Traders work on the floor of the New York Stock Exchange (NYSE) in New York, U.S., on Friday, Oct. 27, 2017. Stocks climbed and the dollar rallied after the U.S. economy saw its strongest back-to-back quarterly growth in three years, while bonds rose as speculation mounted about the next Federal Reserve chair. Photographer: Michael Nagle/Bloomberg
When the economy inevitably turns, the yield oasis might look more like a sinkhole © Bloomberg

No one knows when the US credit cycle will keel over. But when it eventually does, the outcome is likely to be unusually nasty, brutish and protracted.

The US corporate bond market has been on fire this year, with companies raising a record $1.14tn of debt. Even junk-rated companies enjoy average borrowing costs of less than 6 per cent. That might look miserly, but corporate debt has been a welcome oasis of yield in a desert where close to $10tn of sovereign bonds still trade with negative interest rates.

Yet when the economy inevitably turns, this oasis might look more like a sinkhole. Many creditors are likely to face more severe losses than they have in the past, and more arduous debt workouts.

The debt boom has been accompanied by a sharp deterioration of the legal protection offered to creditors, as borrowers have taken advantage of desperate investors to weaken or scrap “ covenants” designed to help insulate lenders from financial shenanigans. This means that any recoveries in a default are likely to be much lower in the future than the historical norms.

The typical bankruptcy recoveries naturally wax and wane with economic cycles, and are typically much worse in a recession than when growth is buoyant. They also differ between types of debt, with loans typically enjoying better returns than bonds.

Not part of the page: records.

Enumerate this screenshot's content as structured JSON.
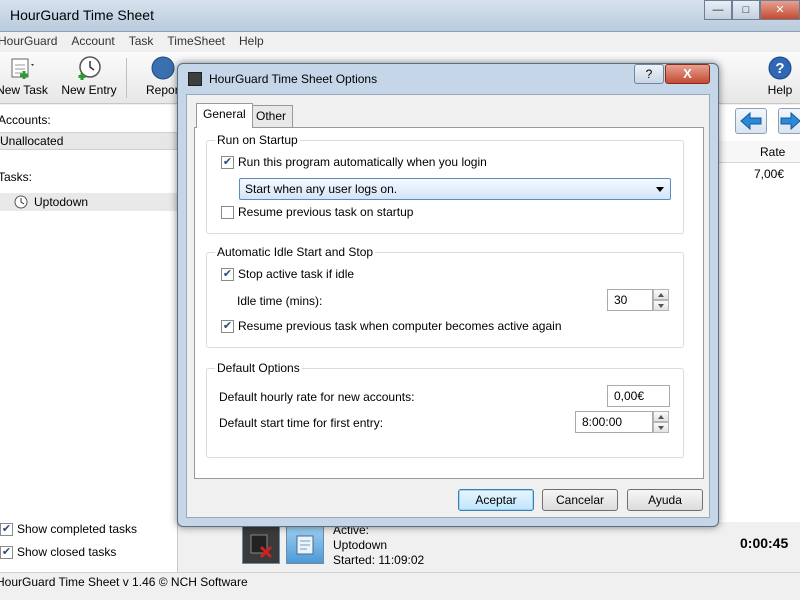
{
  "app": {
    "title": "HourGuard Time Sheet",
    "window_controls": {
      "minimize": "—",
      "maximize": "□",
      "close": "✕"
    }
  },
  "menu": [
    "HourGuard",
    "Account",
    "Task",
    "TimeSheet",
    "Help"
  ],
  "toolbar": {
    "new_task": "New Task",
    "new_entry": "New Entry",
    "report": "Repor",
    "help": "Help"
  },
  "left_panel": {
    "accounts_label": "Accounts:",
    "account_selected": "Unallocated",
    "tasks_label": "Tasks:",
    "task_item": "Uptodown",
    "show_completed": "Show completed tasks",
    "show_closed": "Show closed tasks",
    "show_completed_checked": true,
    "show_closed_checked": true
  },
  "grid": {
    "rate_header": "Rate",
    "rate_value": "7,00€"
  },
  "timer": {
    "active_label": "Active:",
    "task_name": "Uptodown",
    "started": "Started: 11:09:02",
    "elapsed": "0:00:45"
  },
  "status_bar": "HourGuard Time Sheet v 1.46 © NCH Software",
  "dialog": {
    "title": "HourGuard Time Sheet Options",
    "help_button": "?",
    "close_button": "X",
    "tabs": [
      "General",
      "Other"
    ],
    "active_tab": "General",
    "run_on_startup": {
      "title": "Run on Startup",
      "run_auto_label": "Run this program automatically when you login",
      "run_auto_checked": true,
      "startup_mode": "Start when any user logs on.",
      "resume_label": "Resume previous task on startup",
      "resume_checked": false
    },
    "idle": {
      "title": "Automatic Idle Start and Stop",
      "stop_idle_label": "Stop active task if idle",
      "stop_idle_checked": true,
      "idle_time_label": "Idle time (mins):",
      "idle_time_value": "30",
      "resume_active_label": "Resume previous task when computer becomes active again",
      "resume_active_checked": true
    },
    "defaults": {
      "title": "Default Options",
      "hourly_rate_label": "Default hourly rate for new accounts:",
      "hourly_rate_value": "0,00€",
      "start_time_label": "Default start time for first entry:",
      "start_time_value": "8:00:00"
    },
    "buttons": {
      "accept": "Aceptar",
      "cancel": "Cancelar",
      "help": "Ayuda"
    }
  },
  "colors": {
    "dialog_frame": "#c5d6e8",
    "close_red": "#c44a32",
    "default_button": "#bee6fd"
  }
}
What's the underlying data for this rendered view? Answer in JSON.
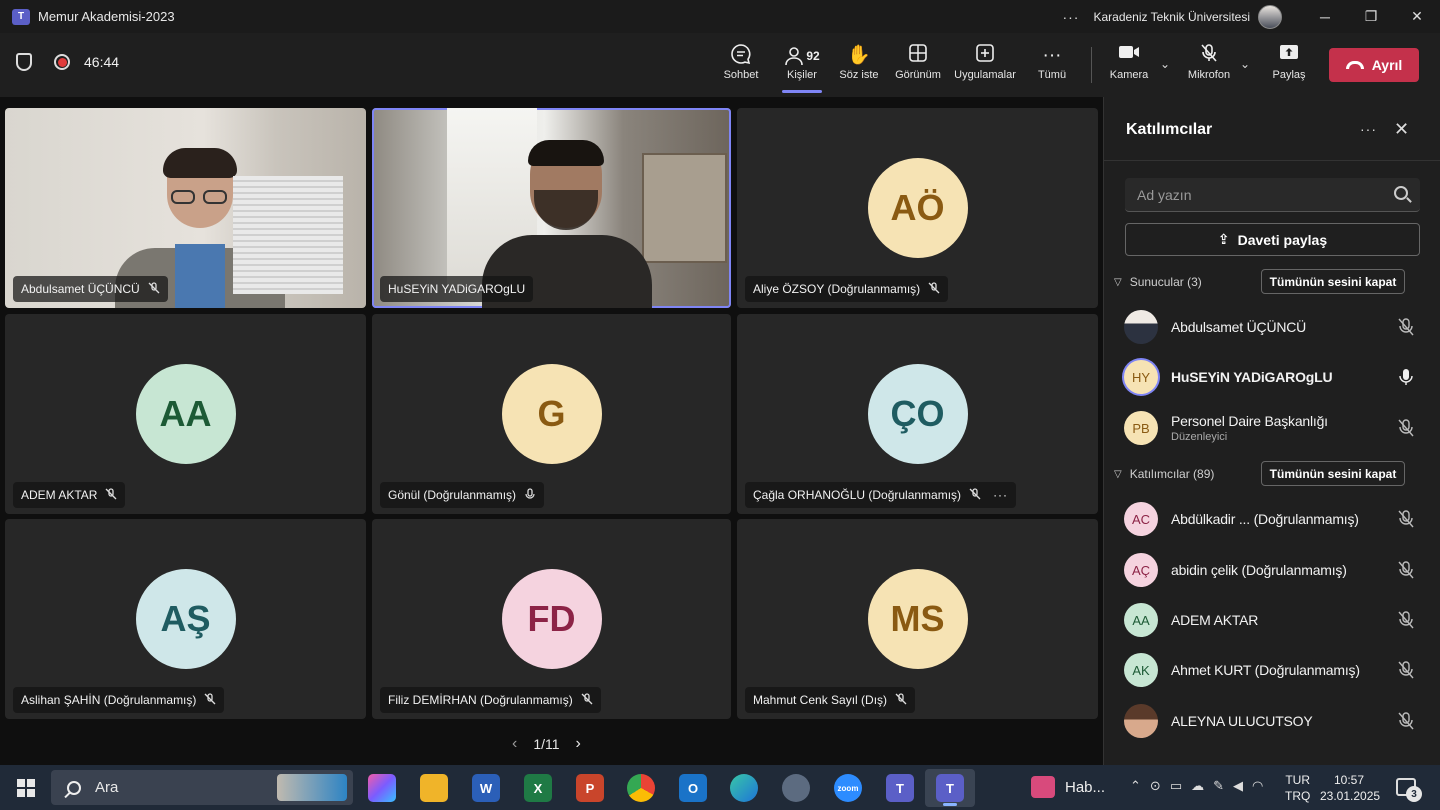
{
  "window": {
    "title": "Memur Akademisi-2023",
    "organization": "Karadeniz Teknik Üniversitesi",
    "controls": {
      "minimize": "─",
      "restore": "❐",
      "close": "✕"
    }
  },
  "meeting": {
    "timer": "46:44",
    "toolbar": {
      "chat": "Sohbet",
      "people": "Kişiler",
      "people_count": "92",
      "raise_hand": "Söz iste",
      "view": "Görünüm",
      "apps": "Uygulamalar",
      "more": "Tümü",
      "camera": "Kamera",
      "mic": "Mikrofon",
      "share": "Paylaş",
      "leave": "Ayrıl"
    }
  },
  "grid": {
    "tiles": [
      {
        "name": "Abdulsamet ÜÇÜNCÜ",
        "type": "video"
      },
      {
        "name": "HuSEYiN YADiGAROgLU",
        "type": "video"
      },
      {
        "name": "Aliye ÖZSOY (Doğrulanmamış)",
        "initials": "AÖ",
        "color": "#f6e3b4",
        "text_color": "#8a5a12"
      },
      {
        "name": "ADEM AKTAR",
        "initials": "AA",
        "color": "#c7e6d3",
        "text_color": "#1c5a35"
      },
      {
        "name": "Gönül (Doğrulanmamış)",
        "initials": "G",
        "color": "#f6e3b4",
        "text_color": "#8a5a12"
      },
      {
        "name": "Çağla ORHANOĞLU (Doğrulanmamış)",
        "initials": "ÇO",
        "color": "#cfe7e9",
        "text_color": "#1f5c61"
      },
      {
        "name": "Aslihan ŞAHİN (Doğrulanmamış)",
        "initials": "AŞ",
        "color": "#cfe7e9",
        "text_color": "#1f5c61"
      },
      {
        "name": "Filiz DEMİRHAN (Doğrulanmamış)",
        "initials": "FD",
        "color": "#f5d3df",
        "text_color": "#8c2346"
      },
      {
        "name": "Mahmut Cenk Sayıl (Dış)",
        "initials": "MS",
        "color": "#f6e3b4",
        "text_color": "#8a5a12"
      }
    ],
    "page": "1/11"
  },
  "panel": {
    "title": "Katılımcılar",
    "search_placeholder": "Ad yazın",
    "invite": "Daveti paylaş",
    "presenters_header": "Sunucular (3)",
    "attendees_header": "Katılımcılar (89)",
    "mute_all": "Tümünün sesini kapat",
    "presenters": [
      {
        "name": "Abdulsamet ÜÇÜNCÜ",
        "initials": "",
        "role": ""
      },
      {
        "name": "HuSEYiN YADiGAROgLU",
        "initials": "HY",
        "role": ""
      },
      {
        "name": "Personel Daire Başkanlığı",
        "initials": "PB",
        "role": "Düzenleyici"
      }
    ],
    "attendees": [
      {
        "name": "Abdülkadir ... (Doğrulanmamış)",
        "initials": "AC"
      },
      {
        "name": "abidin çelik (Doğrulanmamış)",
        "initials": "AÇ"
      },
      {
        "name": "ADEM AKTAR",
        "initials": "AA"
      },
      {
        "name": "Ahmet KURT (Doğrulanmamış)",
        "initials": "AK"
      },
      {
        "name": "ALEYNA ULUCUTSOY",
        "initials": ""
      }
    ]
  },
  "taskbar": {
    "search": "Ara",
    "news": "Hab...",
    "lang_top": "TUR",
    "lang_bottom": "TRQ",
    "time": "10:57",
    "date": "23.01.2025",
    "notifications": "3"
  }
}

S&P Global has crunched the recoveries of more than 4,100 defaulted loans and bonds of almost 1,000 US companies that had to restructure their debts or enter insolvency between 1987 and 2016. It found that the recoveries on loans averaged 74 per cent, while the recovery rate for bonds averaged 38 per cent.

These are broad categories, and recoveries can vary greatly depending on the “seniority” of the debt. For example, revolving credit facilities — almost like a corporate credit card offered by banks — and senior secured bonds have averaged mean recovery rates of 78 per cent and 56 per cent, respectively. Unsecured “term loans” and subordinated bonds usually only recover 51 per cent and 26 per cent respectively.

These historical recovery values are plugged into valuation models that investors use to calculate how much they could lose if defaults start ticking up. But given the marked deterioration of legal protection in recent years, these assumptions might ultimately prove as worthless as some of the bonds investors are buying.

Just how bad have things got? Talk to some hedge fund managers and it seems the legal documentation might as well have been written on the back of a napkin. That is obviously overdone, but Moody’s “ Covenant Quality Indicator” index has now been hovering near its weakest-ever levels for half a year.

Moody’s constructs this gauge by scoring newly issued bonds from 1 (the best legal protection) to 5 (the worst). The CQI is a three-month rolling average, weighted by each month’s total number of bonds. This index has now been higher than 4.4 in each of the six months through November, and above 4 for the past four years. In other words, a lot of fairly dodgy deals are being done.

Of course, covenants aren’t everything. Many bond investors say they are uncomfortable with but not freaking out over the deteriorating legal protections. They argue that, ultimately, thorough research is the most important way of avoiding dodgy debt. Some even argue that lighter covenants can make a restructuring smoother and quicker.

But that ignores another, less-appreciated development in the world of souring corporate debt: The heft and aggressiveness of “ distressed debt” funds that specialise in profiting from companies in trouble. These funds fulfil a vital role in providing money to troubled companies, or taking over stricken ones in a restructuring and helping turn them around. But distressed debt players are becoming more prevalent and aggressive, turning many situations into protracted legal trench warfare.

This is partly due to the lack of corporate distress in the post-crisis era, with low interest rates buoying even the shakier ships. That has forced hedge funds to crowd into the same situations and encouraged a scorched earth approach. If the credit cycle turns and defaults tick up meaningfully, the increasingly litigious approach may abate.

However, the industry is also increasing in size. The dedicated distressed debt hedge fund industry has nearly doubled in size over the past decade to almost $200bn, according to HFR. And there seems to be a rising willingness to pursue legal warfare by both creditors and debtors — a shift that goes beyond the cyclical reasons.

Chances are that the corporate debt boom will continue for a while yet. But when it does unravel, the only sure-fire winners are likely to be the lawyers.